Abstract

RNA-protein interactions are essential to RNA function throughout biology. Identifying the protein interactions associated with a specific RNA, however, is currently hindered by the need for RNA labeling or costly tiling-based approaches. Conventional strategies, which commonly rely on affinity pull-down approaches, are also skewed to the detection of high affinity interactions and frequently miss weaker interactions that may be biologically important. Reported here is the first adaptation of stability-based mass spectrometry methods for the global analysis of RNA-protein interactions. The stability of proteins from rates of oxidation (SPROX) and thermal protein profiling (TPP) methods are used to identify the protein targets of three RNA ligands, the MALAT1 triple helix (TH), a viral stem loop (SL), and an unstructured RNA (PolyU), in LNCaP nuclear lysate.

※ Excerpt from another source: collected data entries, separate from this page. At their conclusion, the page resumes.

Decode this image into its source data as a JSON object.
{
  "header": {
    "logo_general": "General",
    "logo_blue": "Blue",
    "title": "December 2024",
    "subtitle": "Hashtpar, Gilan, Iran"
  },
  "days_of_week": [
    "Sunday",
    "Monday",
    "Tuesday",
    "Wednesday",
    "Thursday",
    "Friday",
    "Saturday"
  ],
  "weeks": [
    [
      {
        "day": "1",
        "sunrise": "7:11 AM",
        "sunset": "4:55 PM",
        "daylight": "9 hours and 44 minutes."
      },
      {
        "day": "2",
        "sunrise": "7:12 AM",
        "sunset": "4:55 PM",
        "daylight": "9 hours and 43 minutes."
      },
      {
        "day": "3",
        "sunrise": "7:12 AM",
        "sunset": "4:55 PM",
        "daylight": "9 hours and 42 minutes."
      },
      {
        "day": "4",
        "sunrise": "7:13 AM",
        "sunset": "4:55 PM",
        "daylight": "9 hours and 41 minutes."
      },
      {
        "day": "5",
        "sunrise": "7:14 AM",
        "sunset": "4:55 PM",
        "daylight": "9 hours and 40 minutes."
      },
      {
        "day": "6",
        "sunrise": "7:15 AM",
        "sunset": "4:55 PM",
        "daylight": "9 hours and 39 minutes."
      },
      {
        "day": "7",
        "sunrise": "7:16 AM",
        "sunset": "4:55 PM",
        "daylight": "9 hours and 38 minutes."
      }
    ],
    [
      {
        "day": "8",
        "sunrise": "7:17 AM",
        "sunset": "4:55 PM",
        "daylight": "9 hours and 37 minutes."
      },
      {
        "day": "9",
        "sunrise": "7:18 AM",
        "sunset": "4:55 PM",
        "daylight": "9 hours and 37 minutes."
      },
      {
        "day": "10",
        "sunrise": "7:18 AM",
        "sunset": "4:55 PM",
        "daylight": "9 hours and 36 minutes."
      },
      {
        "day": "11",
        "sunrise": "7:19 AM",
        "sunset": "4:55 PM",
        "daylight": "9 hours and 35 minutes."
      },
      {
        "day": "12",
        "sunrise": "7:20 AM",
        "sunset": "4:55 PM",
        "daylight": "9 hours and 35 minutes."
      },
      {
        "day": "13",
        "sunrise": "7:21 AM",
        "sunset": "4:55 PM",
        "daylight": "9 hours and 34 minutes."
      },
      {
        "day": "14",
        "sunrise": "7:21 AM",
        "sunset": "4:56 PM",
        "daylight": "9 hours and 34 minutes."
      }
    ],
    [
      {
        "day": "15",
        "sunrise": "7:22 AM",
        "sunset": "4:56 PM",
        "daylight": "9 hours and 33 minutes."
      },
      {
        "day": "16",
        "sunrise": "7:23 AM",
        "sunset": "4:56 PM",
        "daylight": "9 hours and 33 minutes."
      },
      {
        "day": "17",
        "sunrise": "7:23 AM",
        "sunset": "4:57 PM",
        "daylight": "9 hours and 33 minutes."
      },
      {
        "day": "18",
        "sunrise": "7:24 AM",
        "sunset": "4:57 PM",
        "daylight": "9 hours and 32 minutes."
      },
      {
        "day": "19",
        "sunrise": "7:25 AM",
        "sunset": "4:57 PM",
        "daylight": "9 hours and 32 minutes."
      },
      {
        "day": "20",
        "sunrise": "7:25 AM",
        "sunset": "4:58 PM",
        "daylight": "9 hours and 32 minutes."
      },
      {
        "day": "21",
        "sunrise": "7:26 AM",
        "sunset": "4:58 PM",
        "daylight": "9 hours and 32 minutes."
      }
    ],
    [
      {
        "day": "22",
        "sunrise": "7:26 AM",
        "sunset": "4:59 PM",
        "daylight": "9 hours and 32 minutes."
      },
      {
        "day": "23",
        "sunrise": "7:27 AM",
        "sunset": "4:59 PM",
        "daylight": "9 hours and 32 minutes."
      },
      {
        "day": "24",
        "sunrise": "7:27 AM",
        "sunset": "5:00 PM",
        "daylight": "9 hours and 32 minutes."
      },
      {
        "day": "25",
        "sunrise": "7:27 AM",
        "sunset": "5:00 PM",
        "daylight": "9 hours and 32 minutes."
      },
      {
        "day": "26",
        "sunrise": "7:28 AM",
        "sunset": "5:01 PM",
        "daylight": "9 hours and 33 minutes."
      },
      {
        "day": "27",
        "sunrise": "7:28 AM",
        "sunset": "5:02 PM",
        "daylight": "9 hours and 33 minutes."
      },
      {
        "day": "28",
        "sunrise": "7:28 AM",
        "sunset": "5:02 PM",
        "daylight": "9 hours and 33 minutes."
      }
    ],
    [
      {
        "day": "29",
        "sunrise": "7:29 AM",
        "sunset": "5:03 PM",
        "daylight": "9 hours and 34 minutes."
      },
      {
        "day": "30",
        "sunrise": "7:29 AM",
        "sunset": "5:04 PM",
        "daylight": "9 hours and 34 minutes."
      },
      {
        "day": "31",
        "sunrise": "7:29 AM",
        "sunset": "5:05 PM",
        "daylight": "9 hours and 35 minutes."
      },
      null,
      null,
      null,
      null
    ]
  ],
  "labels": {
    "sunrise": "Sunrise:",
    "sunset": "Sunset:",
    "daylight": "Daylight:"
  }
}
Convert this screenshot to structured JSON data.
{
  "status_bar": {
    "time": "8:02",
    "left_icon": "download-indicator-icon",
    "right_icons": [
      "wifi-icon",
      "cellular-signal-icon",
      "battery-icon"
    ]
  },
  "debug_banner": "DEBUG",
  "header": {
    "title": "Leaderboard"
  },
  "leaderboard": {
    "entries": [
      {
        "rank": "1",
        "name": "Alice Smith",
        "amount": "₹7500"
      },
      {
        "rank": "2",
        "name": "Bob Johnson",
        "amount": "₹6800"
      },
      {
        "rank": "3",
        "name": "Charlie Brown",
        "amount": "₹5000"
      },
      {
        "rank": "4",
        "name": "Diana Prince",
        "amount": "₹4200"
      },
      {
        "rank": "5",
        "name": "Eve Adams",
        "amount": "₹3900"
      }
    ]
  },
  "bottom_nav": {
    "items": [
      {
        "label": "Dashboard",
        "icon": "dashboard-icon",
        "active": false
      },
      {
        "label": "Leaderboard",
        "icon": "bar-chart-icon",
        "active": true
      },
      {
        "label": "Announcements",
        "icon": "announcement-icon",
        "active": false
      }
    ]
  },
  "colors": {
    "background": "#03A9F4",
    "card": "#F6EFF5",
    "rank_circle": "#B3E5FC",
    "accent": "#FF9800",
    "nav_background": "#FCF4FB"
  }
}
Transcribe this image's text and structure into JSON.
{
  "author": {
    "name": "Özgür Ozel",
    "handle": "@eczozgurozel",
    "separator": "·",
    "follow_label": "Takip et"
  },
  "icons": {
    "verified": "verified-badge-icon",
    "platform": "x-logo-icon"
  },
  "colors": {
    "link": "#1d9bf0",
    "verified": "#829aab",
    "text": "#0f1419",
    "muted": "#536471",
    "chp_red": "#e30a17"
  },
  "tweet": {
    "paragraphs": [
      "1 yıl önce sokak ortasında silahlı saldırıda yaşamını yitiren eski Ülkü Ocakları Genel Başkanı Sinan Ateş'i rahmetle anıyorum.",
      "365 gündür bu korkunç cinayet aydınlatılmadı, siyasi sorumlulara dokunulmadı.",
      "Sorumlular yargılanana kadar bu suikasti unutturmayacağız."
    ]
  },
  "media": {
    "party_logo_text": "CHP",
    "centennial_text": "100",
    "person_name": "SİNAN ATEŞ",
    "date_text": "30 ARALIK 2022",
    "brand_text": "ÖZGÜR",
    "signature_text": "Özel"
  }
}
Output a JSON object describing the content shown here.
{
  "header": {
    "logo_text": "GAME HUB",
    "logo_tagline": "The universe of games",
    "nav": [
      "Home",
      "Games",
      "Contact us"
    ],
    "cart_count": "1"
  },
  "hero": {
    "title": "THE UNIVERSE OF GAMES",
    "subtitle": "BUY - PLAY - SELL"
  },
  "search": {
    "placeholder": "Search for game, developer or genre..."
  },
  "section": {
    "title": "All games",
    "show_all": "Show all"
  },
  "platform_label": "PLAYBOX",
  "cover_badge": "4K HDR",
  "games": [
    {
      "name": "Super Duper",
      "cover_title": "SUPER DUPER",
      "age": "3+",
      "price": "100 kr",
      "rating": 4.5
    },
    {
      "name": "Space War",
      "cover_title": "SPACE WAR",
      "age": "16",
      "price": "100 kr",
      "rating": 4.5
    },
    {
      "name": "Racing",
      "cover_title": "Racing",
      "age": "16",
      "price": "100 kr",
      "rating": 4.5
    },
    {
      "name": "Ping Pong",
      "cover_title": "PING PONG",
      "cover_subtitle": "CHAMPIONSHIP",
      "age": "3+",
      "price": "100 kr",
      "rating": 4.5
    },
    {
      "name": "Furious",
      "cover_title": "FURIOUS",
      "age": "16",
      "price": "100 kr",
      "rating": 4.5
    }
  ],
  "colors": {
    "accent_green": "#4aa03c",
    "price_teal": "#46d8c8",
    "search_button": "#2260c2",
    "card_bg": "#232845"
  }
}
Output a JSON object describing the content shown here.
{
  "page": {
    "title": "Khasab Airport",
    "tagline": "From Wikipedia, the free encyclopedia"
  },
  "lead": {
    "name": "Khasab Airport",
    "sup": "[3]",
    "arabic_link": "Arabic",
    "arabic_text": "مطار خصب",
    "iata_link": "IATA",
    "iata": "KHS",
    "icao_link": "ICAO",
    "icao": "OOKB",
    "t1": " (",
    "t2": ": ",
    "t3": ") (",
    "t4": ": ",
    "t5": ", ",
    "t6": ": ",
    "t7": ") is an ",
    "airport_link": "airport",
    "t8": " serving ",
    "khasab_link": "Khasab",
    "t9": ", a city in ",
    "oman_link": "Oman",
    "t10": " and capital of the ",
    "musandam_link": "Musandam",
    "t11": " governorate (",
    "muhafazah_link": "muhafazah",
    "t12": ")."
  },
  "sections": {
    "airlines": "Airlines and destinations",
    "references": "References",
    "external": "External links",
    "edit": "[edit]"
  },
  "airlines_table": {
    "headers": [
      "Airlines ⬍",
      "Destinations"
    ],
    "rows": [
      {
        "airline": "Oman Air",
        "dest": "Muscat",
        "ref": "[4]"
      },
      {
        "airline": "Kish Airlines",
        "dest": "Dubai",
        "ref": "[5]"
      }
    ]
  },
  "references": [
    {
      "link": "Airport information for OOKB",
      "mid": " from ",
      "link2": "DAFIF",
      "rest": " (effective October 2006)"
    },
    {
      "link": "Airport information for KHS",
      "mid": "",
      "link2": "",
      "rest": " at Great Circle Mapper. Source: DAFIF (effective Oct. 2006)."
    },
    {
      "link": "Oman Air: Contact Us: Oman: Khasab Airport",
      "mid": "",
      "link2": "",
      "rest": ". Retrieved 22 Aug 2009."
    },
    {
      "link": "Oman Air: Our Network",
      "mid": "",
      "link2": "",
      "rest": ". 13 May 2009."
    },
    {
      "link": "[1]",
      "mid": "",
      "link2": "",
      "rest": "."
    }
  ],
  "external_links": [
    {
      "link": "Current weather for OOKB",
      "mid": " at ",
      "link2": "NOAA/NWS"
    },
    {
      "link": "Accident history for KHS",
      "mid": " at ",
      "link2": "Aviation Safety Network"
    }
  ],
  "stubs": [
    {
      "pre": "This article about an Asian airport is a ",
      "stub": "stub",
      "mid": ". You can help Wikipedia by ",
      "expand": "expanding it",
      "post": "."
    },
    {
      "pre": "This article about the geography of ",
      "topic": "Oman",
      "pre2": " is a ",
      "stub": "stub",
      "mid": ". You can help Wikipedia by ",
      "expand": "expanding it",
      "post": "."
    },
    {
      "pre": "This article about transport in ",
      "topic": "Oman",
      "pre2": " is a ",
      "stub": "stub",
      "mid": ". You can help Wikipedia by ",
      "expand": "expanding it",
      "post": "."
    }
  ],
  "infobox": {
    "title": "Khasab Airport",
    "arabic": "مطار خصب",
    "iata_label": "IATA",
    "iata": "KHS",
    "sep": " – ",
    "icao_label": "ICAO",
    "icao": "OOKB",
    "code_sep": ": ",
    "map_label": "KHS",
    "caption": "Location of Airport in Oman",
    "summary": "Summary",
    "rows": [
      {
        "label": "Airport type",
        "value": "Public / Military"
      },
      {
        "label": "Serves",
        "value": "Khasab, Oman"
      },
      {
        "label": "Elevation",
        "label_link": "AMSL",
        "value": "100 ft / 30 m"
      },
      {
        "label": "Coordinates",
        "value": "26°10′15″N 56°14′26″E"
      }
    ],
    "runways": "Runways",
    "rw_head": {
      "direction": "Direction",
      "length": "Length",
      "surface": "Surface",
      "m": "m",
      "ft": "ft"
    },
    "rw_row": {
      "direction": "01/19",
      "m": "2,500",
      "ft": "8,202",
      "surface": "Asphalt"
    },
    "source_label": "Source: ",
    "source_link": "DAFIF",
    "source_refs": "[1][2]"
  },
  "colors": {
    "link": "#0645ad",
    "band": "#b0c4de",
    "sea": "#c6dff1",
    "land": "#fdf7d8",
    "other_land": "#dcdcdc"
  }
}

The 315 protein hits with RNA-induced conformational and stability changes detected by TPP and/or SPROX were enriched in previously annotated RNA-binding proteins and included new proteins for hypothesis generation. Also demonstrated are the orthogonality of the SPROX and TPP approaches and the utility of the domain-specific information available with SPROX. This work establishes a novel platform for the global discovery and interrogation of RNA-protein interactions that is generalizable to numerous biological contexts and RNA targets.